As investigações apontam abusos supostamente cometidos contra cerimoniários, rapazes e moças que ajudam na celebração das missas. No altar, eles exercem função semelhante à dos coroinhas.
O caso veio à tona após publicações feitas em redes sociais. Nas postagens, fiéis expuseram prints de supostas conversas dos freis com os seus subordinados pela ordem hierárquica da igreja. Nos diálogos, nudes, filmes pornográficos, mensagens invasivas e de assédio.
Dois padres da Paróquia dos Evangelistas São Marcos e São Lucas, em Ceilândia, foram orientados a prestar depoimentos. Um deles registrou ocorrência na mesma delegacia, por calúnia e difamação.

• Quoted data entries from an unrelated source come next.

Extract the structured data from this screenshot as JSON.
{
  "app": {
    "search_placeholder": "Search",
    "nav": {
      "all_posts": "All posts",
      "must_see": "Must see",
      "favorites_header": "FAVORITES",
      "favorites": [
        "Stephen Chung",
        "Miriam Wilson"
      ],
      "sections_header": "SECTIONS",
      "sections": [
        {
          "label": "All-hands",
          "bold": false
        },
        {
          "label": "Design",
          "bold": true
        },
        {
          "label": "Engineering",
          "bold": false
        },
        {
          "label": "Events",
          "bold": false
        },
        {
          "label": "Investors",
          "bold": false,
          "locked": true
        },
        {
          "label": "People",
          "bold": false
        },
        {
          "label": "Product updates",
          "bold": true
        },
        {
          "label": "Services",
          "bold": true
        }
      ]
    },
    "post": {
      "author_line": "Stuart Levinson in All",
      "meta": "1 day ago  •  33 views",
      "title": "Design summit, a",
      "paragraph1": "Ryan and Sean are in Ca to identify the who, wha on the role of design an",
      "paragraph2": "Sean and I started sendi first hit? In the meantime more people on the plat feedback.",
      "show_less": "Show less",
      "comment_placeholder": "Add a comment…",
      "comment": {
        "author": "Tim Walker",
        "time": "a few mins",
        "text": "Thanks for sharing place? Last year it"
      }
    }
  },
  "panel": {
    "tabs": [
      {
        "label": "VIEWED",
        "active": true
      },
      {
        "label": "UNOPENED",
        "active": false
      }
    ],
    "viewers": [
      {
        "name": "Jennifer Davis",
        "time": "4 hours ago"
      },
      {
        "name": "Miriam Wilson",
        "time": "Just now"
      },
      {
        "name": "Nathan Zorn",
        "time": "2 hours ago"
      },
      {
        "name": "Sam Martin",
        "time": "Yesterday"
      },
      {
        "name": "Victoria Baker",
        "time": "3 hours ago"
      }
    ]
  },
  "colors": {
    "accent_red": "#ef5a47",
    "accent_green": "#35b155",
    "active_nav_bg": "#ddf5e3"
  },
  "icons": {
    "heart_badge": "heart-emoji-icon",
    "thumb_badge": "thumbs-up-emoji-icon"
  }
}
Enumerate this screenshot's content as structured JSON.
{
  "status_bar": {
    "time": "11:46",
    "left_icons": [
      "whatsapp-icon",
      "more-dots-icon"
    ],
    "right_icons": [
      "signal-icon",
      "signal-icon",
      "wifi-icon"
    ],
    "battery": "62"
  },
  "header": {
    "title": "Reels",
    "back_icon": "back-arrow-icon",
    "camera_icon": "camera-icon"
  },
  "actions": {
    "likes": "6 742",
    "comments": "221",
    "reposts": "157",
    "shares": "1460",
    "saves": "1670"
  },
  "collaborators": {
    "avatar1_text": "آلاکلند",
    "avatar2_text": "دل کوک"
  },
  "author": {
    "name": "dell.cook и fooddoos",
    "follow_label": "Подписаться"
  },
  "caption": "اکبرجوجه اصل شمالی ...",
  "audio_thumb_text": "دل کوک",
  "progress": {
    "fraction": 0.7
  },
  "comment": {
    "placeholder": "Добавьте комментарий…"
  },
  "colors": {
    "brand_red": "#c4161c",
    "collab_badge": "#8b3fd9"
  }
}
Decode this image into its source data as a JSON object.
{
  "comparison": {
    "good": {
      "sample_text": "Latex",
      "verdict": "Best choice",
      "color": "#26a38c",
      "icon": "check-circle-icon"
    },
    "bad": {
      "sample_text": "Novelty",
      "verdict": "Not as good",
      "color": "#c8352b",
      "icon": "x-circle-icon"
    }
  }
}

Em 12 de julho, o Metrópoles publicou uma reportagem na qual a paróquia em questão se pronunciou sobre o caso. Em nota, a instituição disse que as denúncias serão apuradas. No Facebook, as autoridades eclesiásticas se solidarizaram com as famílias das possíveis vítimas e afirmaram que tomarão as medidas necessárias.
A 19ª Delegacia de Polícia (P Norte) abriu investigação. Em um processo sigiloso, o delegado-chefe em exercício, Sérgio Bautzer, dividiu os relatos para que ele sejam analisados separadamente.
“As narrativas são de fatos antigos, ocorridos entre os anos de 2015 e 2018. Para dar continuidade às investigações, é preciso olhar a lei da época de ocorrência de tais fatos. Eles podem representar uma simples contravenção penal ou um crime hediondo”, disse ao Metrópoles.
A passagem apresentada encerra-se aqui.